Polda Kalsel akhirnya menetapkan dua kepala daerah di Kalsel, Walikota Banjarmasin H Muhidin dan Bupati Tanah Laut (Tala) Drs H Adriansyah, sebagai tersangka dalam kasus gratifikasi senilai Rp 3 miliar.

Namun anehnya, media justru mendapatkan kepastian status kedua kepala daerah tersebut dari Kejaksaan Tinggi (Kejati) Kalsel.  Sedangkan Sat Tipikor Ditreskrimsus Polda Kalsel terkesan irit bicara dan tak mau mengkonfirmasi soal status keduanya.

Kejati Kalsel berani menyatakan keduanya sebagai tersangka, berdasarkan Surat Pemberitahuan Dimulainya Penyelidikan (SPDP) yang dikirim Ditreskrimsus Polda Kalsel ke Kejati Kalsel.

Ada dua SPDP yang diterima Kejati Kalsel. Pertama dengan nomor polisi: B/3-3/I/2012/Ditreskrimsus tertanggal 18 Januari 2012 dengan tersangka atas nama H Muhidin dan nomor polisi: B/4-3/I/2012/Ditreskrimsus tertanggal 18 Januari 2012 dengan tersangka atas nama Drs H Adriansyah.

Dari informasi yang dihimpun Radar Banjarmasin, kedua kepala daerah ini dikenakan pasal berbeda, yakni untuk Walikota Banjarmasin H Muhidin dijerat pasal 13 UU No 31 Tahun 1999 tentang Pemberantasan Tindak Pidana Korupsi sebagaimana diubah dan ditambah dengan UU No 20 Tahun 2001 tentang perubahan atas UU No 31 Tahun 1999 tentang Pemberantasan Tindak Pidana Korupsi.

Sedangkan Bupati Tala Drs H Adriansyah dijerat pasal 11 UU No 31 Tahun 1999 tentang Pemberantasan Tindak Pidana Korupsi sebagaimana diubah dan ditambah dengan UU No 20 Tahun 2001 tentang perubahan atas UU No 31 Tahun 1999 tentang Pemberantasan Tindak Pidana Korupsi.

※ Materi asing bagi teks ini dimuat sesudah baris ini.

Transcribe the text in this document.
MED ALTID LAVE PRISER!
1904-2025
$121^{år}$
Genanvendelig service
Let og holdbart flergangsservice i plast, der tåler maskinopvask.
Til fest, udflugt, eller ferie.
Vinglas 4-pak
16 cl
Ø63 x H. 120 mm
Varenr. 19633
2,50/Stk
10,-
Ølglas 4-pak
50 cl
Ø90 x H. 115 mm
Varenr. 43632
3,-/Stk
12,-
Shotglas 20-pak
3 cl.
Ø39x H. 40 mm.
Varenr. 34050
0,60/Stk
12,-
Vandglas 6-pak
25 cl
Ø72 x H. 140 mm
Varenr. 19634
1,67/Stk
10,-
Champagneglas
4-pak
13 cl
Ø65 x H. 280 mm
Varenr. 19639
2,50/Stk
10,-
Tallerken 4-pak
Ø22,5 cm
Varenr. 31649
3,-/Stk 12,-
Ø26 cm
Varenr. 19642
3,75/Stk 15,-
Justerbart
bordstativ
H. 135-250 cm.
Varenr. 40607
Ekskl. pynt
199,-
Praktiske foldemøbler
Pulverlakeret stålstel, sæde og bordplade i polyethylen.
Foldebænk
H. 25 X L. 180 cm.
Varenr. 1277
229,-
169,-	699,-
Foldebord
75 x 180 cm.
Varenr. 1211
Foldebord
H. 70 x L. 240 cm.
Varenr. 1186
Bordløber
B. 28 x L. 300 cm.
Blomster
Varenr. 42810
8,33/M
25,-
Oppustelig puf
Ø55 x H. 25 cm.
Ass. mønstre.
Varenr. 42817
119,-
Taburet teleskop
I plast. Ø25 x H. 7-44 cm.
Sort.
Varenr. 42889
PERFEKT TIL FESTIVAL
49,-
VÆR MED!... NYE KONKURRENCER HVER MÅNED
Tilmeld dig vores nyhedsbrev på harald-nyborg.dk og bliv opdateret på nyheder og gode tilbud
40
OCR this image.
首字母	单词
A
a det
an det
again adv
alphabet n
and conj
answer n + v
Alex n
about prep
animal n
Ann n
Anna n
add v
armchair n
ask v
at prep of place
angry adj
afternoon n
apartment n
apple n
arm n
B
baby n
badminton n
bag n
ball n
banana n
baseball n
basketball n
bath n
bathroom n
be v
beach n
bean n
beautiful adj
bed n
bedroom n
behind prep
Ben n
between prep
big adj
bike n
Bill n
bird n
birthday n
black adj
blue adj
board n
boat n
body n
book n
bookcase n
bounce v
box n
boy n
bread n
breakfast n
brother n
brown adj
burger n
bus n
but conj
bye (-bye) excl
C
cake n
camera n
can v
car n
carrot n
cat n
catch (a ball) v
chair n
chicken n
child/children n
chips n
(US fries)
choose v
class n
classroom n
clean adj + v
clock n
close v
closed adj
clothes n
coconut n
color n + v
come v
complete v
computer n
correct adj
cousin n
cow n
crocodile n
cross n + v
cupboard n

Asisten Tindak Pidana Khusus Kejati Kalsel Erwindu SH MH yang dikonfirmasi mengatakan, setelah menerima SPDP tersebut, pihaknya langsung mengeluarkan surat P-16. “P-16 itu surat perintah penunjukan jaksa penuntut umum untuk mengikuti perkembangan penyidikan perkara tindak pidana,” ujar Erwindu, kepada sejumlah wartawan, Rabu (1/2) siang.

Diungkapkannya, dengan keluarnya surat P-16 ini, maka akan dimulai penelitian terhadap berkas berita acara pemeriksaan kedua kepala daerah tersebut yang dikirim Ditreskrimsus Polda Kalsel. “Saya sudah menunjuk empat orang jaksa peneliti untuk mengikuti perkembangan penanganan perkara dugaan gratifikasi ini,” tegasnya.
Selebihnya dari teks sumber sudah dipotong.